A lack of year-round, reasonably priced housing is one thing that prevents young people from living on the Cape. Part three of our original 3-part series "By The Numbers: Worries About Cape Cod's Workforce" examines the belief that a change in attitude towards development is needed. Meanwhile, some business-minded Cape Codders are making it work, despite the challenges.
(Below is a partial transcript. Hear the whole story by clicking the LISTEN button above.)
41-year-old Justin Labdon knows how to do the Cape and Islands thing. Labdon is the owner of the Cape Cod Beach Chair Company, and inside an antique barn in Harwich, he and his staff promote the Cape Cod lifestyle designing, assembling and embroidering beach chairs and shark t-shirts, renting cruiser bicycles and paddle boards. Labdon even has a Black Lab that greets customers.
"You have a lot of folks who come to the Cape specifically to go to the beach," he said, "so it seemed like a beach-oriented brand on the Cape would do well. And you've got a lot of people that buy products souvenir type products that say Cape Cod on them.
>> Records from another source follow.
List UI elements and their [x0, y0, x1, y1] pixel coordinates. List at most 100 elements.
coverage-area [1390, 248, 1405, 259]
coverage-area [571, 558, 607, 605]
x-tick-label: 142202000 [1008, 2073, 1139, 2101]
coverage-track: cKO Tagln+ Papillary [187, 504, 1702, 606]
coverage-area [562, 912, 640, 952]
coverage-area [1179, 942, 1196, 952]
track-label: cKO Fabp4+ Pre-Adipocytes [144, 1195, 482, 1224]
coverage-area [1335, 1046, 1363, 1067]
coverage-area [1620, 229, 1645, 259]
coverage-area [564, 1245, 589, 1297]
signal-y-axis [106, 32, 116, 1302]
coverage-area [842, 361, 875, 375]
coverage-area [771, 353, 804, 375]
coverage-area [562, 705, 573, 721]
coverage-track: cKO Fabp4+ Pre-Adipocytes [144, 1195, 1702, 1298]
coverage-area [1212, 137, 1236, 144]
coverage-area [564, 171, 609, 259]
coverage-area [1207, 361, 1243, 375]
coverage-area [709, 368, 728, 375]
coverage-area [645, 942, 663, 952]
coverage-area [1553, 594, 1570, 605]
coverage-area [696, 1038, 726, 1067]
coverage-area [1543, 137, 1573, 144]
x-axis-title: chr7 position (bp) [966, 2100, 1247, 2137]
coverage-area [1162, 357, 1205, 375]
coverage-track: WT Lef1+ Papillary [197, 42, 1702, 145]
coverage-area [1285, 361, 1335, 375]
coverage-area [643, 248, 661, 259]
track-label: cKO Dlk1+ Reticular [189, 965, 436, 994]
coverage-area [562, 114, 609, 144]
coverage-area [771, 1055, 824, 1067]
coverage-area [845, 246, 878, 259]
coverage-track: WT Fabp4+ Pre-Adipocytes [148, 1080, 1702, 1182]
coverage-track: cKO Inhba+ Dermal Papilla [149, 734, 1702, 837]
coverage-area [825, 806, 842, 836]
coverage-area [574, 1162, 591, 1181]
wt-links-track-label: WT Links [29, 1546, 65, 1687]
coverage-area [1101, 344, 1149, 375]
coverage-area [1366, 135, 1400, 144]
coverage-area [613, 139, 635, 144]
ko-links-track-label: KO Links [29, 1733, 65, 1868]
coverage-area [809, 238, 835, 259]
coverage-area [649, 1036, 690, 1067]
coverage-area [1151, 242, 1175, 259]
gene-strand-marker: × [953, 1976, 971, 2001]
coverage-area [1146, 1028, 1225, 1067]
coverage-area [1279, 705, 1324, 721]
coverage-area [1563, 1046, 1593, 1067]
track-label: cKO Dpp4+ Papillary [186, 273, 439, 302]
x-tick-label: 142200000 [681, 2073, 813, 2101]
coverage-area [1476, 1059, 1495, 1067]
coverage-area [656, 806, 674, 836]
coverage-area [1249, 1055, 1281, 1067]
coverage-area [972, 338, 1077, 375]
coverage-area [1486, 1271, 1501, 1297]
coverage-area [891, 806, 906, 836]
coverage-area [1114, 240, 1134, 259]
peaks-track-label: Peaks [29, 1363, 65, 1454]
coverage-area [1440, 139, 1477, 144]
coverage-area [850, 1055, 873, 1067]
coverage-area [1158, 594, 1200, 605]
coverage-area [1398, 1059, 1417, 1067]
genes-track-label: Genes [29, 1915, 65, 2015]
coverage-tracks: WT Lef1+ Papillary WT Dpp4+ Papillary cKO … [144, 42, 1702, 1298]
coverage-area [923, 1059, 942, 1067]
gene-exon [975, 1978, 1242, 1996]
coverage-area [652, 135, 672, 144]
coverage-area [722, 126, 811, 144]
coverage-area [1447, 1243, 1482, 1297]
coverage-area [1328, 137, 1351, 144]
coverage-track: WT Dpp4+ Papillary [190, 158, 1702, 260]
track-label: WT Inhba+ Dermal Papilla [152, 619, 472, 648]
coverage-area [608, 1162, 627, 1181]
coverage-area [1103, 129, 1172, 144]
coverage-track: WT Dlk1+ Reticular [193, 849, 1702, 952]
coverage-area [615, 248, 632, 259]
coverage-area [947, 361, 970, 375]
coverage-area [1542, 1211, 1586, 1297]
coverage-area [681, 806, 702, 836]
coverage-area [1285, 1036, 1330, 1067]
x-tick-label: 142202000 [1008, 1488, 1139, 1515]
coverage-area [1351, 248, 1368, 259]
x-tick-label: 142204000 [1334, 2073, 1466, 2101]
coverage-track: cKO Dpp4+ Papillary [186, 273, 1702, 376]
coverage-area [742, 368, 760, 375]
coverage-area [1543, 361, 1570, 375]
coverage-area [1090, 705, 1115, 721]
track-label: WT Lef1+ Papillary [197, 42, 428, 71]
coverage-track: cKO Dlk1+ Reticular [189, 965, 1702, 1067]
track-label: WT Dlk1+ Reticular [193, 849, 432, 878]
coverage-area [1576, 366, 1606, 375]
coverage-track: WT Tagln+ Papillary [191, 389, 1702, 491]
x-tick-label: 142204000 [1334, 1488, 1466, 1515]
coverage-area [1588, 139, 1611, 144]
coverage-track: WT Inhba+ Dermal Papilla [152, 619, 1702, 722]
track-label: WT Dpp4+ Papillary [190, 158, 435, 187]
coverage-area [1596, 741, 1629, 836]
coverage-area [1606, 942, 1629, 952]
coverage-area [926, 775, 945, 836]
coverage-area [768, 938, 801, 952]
So I thought by combining the two items, that the combination of the two would be really attractive to local consumers."
As an embroidery machine sews designs on the back of a chair, Labdon talks about how he was raised in Brewster, and like many young Cape Codders, he left the region to go to college before eventually taking a job in Boston selling video technology. A visit home to the Cape and its beaches several years ago reminded him how much he loves the area, so Labdon thought hard about how he could return. He moved back to the Cape in 2003 to pursue the beach chair business.
"We do ship these all over the country and across the seas to Australia, Japan, England and all sorts of foreign countries every so often," he said. "So we do business year-round, but certainly there are a couple months that are much busier than others. So that's helped us on the cape."
Labdon does what Cape Cod business development people say entrepreneurs here should do in order to survive in this mostly-seasonal economy he uses the Cape brand to market his business. He exports products and services off this sandy peninsula and to the larger world.